Quando non correggere è una scelta tecnica (e perché questo non significa smettere di allenare)
- MATTEO LUSSIGNOLI L'ANGOLO DEL MISTER
- 28 dic 2025
- Tempo di lettura: 2 min
Nel calcio giovanile, il ruolo dell’allenatore viene spesso associato alla capacità di correggere. Fermare il gioco, indicare l’errore, spiegare la soluzione corretta.
È un gesto rassicurante, per chi allena e per chi osserva dall’esterno: l’allenatore “sta facendo il suo lavoro”. invece, allenare non significa solo intervenire.
In molti casi, saper non intervenire è una competenza tecnica tanto quanto saper spiegare un gesto o progettare una seduta.
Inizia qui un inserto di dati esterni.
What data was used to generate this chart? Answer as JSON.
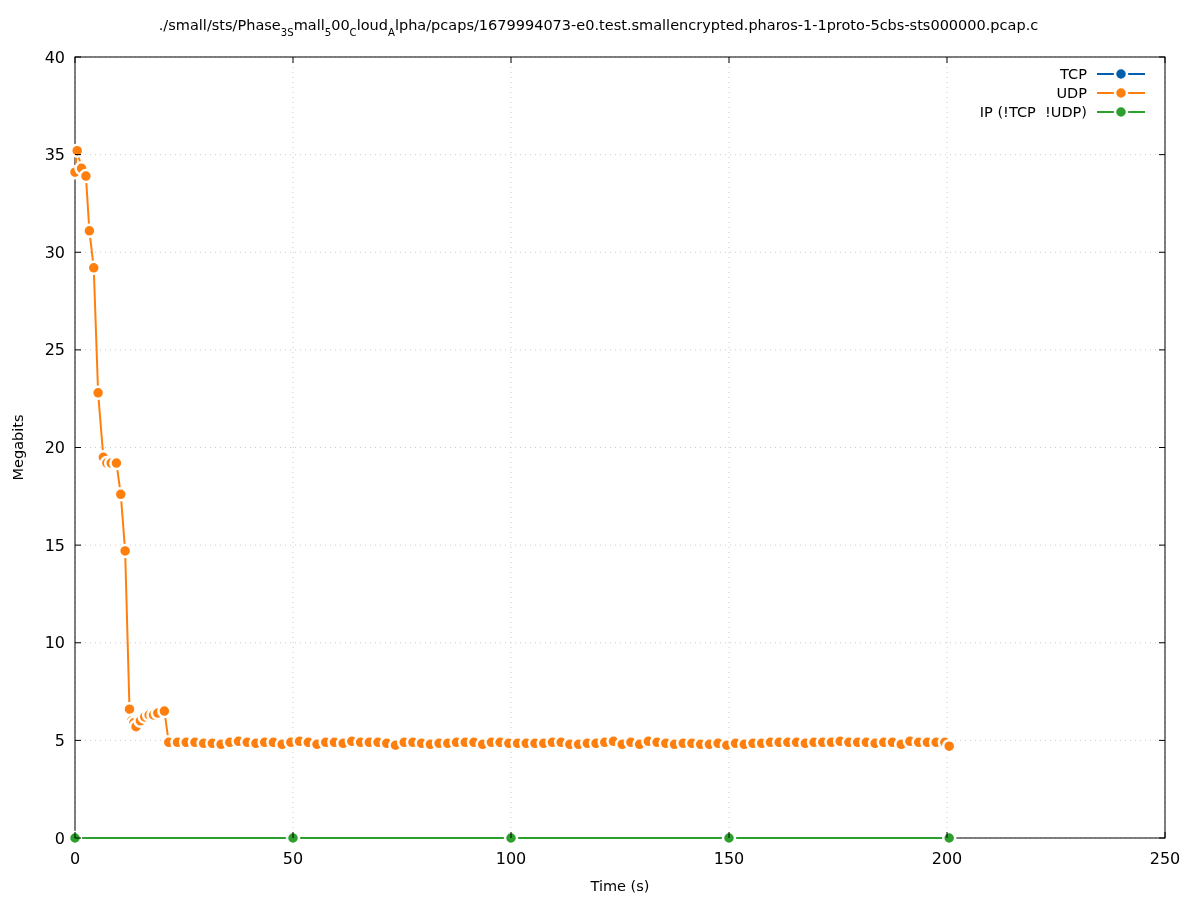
{
  "chart_data": {
    "type": "line",
    "title": "./small/sts/Phase$_{3S}$mall$_{5}$00$_{C}$loud$_{A}$lpha/pcaps/1679994073-e0.test.smallencrypted.pharos-1-1proto-5cbs-sts000000.pcap.c",
    "xlabel": "Time (s)",
    "ylabel": "Megabits",
    "xlim": [
      0,
      250
    ],
    "ylim": [
      0,
      40
    ],
    "xticks": [
      0,
      50,
      100,
      150,
      200,
      250
    ],
    "yticks": [
      0,
      5,
      10,
      15,
      20,
      25,
      30,
      35,
      40
    ],
    "grid": true,
    "legend": "top right",
    "marker": "circle",
    "line_style": "solid",
    "series": [
      {
        "name": "TCP",
        "color": "#0060ad"
      },
      {
        "name": "UDP",
        "color": "#ff7f0e",
        "x": [
          0,
          0.5,
          1.5,
          2.5,
          3.3,
          4.3,
          5.3,
          6.5,
          7.3,
          8.3,
          9.5,
          10.5,
          11.5,
          12.5,
          13,
          13.5,
          14,
          15,
          16,
          17,
          18,
          19,
          20.5,
          21.5,
          23.5,
          25.5,
          27.5,
          29.5,
          31.5,
          33.5,
          35.5,
          37.5,
          39.5,
          41.5,
          43.5,
          45.5,
          47.5,
          49.5,
          51.5,
          53.5,
          55.5,
          57.5,
          59.5,
          61.5,
          63.5,
          65.5,
          67.5,
          69.5,
          71.5,
          73.5,
          75.5,
          77.5,
          79.5,
          81.5,
          83.5,
          85.5,
          87.5,
          89.5,
          91.5,
          93.5,
          95.5,
          97.5,
          99.5,
          101.5,
          103.5,
          105.5,
          107.5,
          109.5,
          111.5,
          113.5,
          115.5,
          117.5,
          119.5,
          121.5,
          123.5,
          125.5,
          127.5,
          129.5,
          131.5,
          133.5,
          135.5,
          137.5,
          139.5,
          141.5,
          143.5,
          145.5,
          147.5,
          149.5,
          151.5,
          153.5,
          155.5,
          157.5,
          159.5,
          161.5,
          163.5,
          165.5,
          167.5,
          169.5,
          171.5,
          173.5,
          175.5,
          177.5,
          179.5,
          181.5,
          183.5,
          185.5,
          187.5,
          189.5,
          191.5,
          193.5,
          195.5,
          197.5,
          199.5,
          200.5
        ],
        "values": [
          34.1,
          35.2,
          34.3,
          33.9,
          31.1,
          29.2,
          22.8,
          19.5,
          19.2,
          19.2,
          19.2,
          17.6,
          14.7,
          6.6,
          6.0,
          5.9,
          5.7,
          6.0,
          6.2,
          6.3,
          6.3,
          6.4,
          6.5,
          4.9,
          4.9,
          4.9,
          4.9,
          4.85,
          4.85,
          4.8,
          4.9,
          4.95,
          4.9,
          4.85,
          4.9,
          4.9,
          4.8,
          4.9,
          4.95,
          4.9,
          4.8,
          4.9,
          4.9,
          4.85,
          4.95,
          4.9,
          4.9,
          4.9,
          4.85,
          4.75,
          4.9,
          4.9,
          4.85,
          4.8,
          4.85,
          4.85,
          4.9,
          4.9,
          4.9,
          4.8,
          4.9,
          4.9,
          4.85,
          4.85,
          4.85,
          4.85,
          4.85,
          4.9,
          4.9,
          4.8,
          4.8,
          4.85,
          4.85,
          4.9,
          4.95,
          4.8,
          4.9,
          4.8,
          4.95,
          4.9,
          4.85,
          4.8,
          4.85,
          4.85,
          4.8,
          4.8,
          4.85,
          4.75,
          4.85,
          4.8,
          4.85,
          4.85,
          4.9,
          4.9,
          4.9,
          4.9,
          4.85,
          4.9,
          4.9,
          4.9,
          4.95,
          4.9,
          4.9,
          4.9,
          4.85,
          4.9,
          4.9,
          4.8,
          4.95,
          4.9,
          4.9,
          4.9,
          4.9,
          4.7
        ]
      },
      {
        "name": "IP (!TCP  !UDP)",
        "color": "#2ca02c",
        "x": [
          0,
          50,
          100,
          150,
          200.5
        ],
        "values": [
          0,
          0,
          0,
          0,
          0
        ]
      }
    ]
  }
}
Questo non vuol dire rinunciare al proprio ruolo, ma esercitarlo in modo più profondo e consapevole.
La vera domanda, quindi, non è se l’allenatore debba correggere o meno, ma quando farlo e perché.
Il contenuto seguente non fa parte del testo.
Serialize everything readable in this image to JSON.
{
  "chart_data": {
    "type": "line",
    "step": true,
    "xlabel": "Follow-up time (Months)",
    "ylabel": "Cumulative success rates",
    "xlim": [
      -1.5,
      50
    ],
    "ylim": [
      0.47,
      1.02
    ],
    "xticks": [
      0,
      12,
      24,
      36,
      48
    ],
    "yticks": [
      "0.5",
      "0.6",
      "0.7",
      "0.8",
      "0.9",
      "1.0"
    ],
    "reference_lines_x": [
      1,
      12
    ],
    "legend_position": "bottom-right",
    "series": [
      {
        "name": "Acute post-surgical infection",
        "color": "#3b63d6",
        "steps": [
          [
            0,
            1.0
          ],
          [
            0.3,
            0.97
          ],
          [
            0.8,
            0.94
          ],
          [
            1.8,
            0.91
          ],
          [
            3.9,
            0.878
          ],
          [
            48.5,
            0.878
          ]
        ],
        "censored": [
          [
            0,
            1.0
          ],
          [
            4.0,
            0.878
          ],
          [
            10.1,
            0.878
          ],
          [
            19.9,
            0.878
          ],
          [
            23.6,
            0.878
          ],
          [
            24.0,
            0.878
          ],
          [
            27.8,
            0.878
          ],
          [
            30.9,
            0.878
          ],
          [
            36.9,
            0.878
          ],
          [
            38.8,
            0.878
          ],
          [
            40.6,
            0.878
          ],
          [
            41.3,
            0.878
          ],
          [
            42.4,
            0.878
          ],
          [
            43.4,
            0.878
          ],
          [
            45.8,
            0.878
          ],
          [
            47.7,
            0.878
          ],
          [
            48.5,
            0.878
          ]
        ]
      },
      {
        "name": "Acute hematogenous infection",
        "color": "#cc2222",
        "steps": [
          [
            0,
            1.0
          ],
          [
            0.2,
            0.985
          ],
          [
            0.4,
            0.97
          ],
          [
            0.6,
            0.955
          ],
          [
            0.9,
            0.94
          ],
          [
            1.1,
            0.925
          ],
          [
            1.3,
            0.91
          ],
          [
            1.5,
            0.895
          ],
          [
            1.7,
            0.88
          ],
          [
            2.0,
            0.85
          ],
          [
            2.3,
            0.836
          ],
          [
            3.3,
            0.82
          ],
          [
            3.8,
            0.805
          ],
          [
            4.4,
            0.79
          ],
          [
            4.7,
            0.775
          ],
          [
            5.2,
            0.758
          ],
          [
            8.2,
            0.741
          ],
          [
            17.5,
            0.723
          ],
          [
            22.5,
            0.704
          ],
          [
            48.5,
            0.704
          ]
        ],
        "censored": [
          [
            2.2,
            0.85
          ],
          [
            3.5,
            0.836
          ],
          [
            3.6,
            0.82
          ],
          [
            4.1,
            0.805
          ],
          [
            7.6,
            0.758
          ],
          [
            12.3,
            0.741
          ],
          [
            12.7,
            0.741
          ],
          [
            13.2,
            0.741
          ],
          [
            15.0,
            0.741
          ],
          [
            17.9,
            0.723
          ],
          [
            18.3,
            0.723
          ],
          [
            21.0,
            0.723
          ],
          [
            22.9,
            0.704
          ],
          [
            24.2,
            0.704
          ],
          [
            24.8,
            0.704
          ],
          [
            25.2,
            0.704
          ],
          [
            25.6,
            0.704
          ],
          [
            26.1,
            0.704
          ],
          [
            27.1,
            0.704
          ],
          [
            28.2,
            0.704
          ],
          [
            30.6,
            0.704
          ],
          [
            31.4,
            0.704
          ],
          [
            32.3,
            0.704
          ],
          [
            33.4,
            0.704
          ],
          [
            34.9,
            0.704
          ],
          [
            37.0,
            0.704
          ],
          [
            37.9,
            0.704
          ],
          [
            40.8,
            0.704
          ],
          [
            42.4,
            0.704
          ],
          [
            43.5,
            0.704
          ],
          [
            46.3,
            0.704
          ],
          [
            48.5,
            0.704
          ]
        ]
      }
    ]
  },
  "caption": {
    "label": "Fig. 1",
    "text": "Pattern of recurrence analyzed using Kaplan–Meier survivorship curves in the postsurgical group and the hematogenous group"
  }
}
Allenare è prendere decisioni, anche quando si tace
Ogni scelta dell’allenatore comunica qualcosa.
Anche il silenzio.
Quando decidiamo di non fermare il gioco davanti a un errore, stiamo comunque allenando: stiamo affidando al contesto il compito di fornire feedback.
Questo principio trova riscontro nella teoria dell’apprendimento implicito, non tutto ciò che viene appreso passa attraverso spiegazioni verbali.
Molti comportamenti emergono dall’esperienza diretta, soprattutto negli sport complessi come il calcio.
L’errore come informazione, non come fallimento
Nel gioco reale, l’errore è la norma.
Ogni scelta comporta un rischio.
Se correggiamo ogni errore nel momento stesso in cui avviene, rischiamo di togliere al giocatore la possibilità di comprendere il perché di ciò che è successo.
Jean Piaget parlava di costruzione attiva del sapere.
L’individuo apprende davvero quando è chiamato a confrontarsi con un problema, non quando riceve immediatamente la soluzione.
Intervenire continuamente può spezzare il flusso del gioco e ridurre la capacità di concentrazione.
Secondo la prospettiva ecologica dell’apprendimento motorio, il comportamento emerge dall’interazione tra atleta, compito e ambiente.
Se interrompiamo troppo spesso questa interazione, riduciamo le relazioni dei nostri ragazzi.
Il ruolo dell’allenatore: da correttore a progettista
Il lavoro dell’allenatore si vede soprattutto nella progettazione.
Attraverso la manipolazione dei vincoli spazio, tempo, regole, numero di giocatori noi allenatori possiamo guidare l’apprendimento senza dover intervenire continuamente.
Questo approccio, noto come constraint-led approach, non elimina la guida dell’allenatore, ma la rende più indiretta.
Non correggere subito non significa non correggere mai
Rimandare la correzione non significa eliminarla.
Secondo il concetto di zona di sviluppo prossimale di Vygotskij, l’intervento dell’adulto è efficace quando aiuta il ragazzo a fare un passo oltre ciò che riuscirebbe a fare da solo. Il momento giusto, quindi, conta quanto il contenuto della correzione.
Allenare l'autonomia è una scelta tecnica
Allenare l’autonomia non è una scelta ideologica, ma profondamente tecnica.
In partita, l’allenatore non può intervenire.
Se il giocatore non è abituato a prendere decisioni, si troverà impreparato proprio nel momento decisivo.
Conclusione
Saper quando non correggere non è una rinuncia al ruolo dell’allenatore, ma una sua espressione matura.
Allenare significa guidare, ma anche fidarsi.
A volte, per allenare meglio, è necessario fare un passo indietro e lasciare che sia il gioco a parlare.